Cette information, dénichée et vérifiée avec soin par notre rédaction, a été confirmée hier soir par le "Financial Times " et publiée à la une du quotidien anglo-saxon. C'est peu de dire que notre prestigieux confrère suscite beaucoup plus de timidité et de nuance dans la réaction chez le Premier ministre. Devant l'Assemblée nationale, il a tout d'abord noté ce mardi que l'avertissement de S&P "était collectif ". Il concerne certes quinze pays de la zone euro dont l'Allemagne, mais la menace de dégradation de notre triple A est la seule à porter sur deux crans et non un.

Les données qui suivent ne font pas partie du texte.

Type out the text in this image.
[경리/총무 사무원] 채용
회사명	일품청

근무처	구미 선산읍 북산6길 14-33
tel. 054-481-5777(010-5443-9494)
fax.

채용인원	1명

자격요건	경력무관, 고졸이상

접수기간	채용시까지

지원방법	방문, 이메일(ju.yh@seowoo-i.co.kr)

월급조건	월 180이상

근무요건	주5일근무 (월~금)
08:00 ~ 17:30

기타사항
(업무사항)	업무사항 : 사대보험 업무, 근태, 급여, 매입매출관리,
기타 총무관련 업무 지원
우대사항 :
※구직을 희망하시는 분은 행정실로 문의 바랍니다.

François Fillon a aussi évoqué "le mode de raisonnement immédiat et brutal" des agences, oubliant qu'il avait tout bonnement déclaré la France "en faillite", à peine arrivé à Matignon. Il a ensuite plaidé pour la généralisation de la règle d'or et une stricte discipline budgétaire, alors qu'il vient de signer un budget basé sur des prévisions de croissance qu'il sait surestimées, assorti d'un plan de rigueur dont la timidité nourrit la défiance des marchés et celle des agences de notation. Les gouvernements et les médias d'informations ne font pas le même métier, mais ils ont un point commun : lorsqu'ils s'obstinent à raconter n'importe quoi, ils finissent par le payer cher.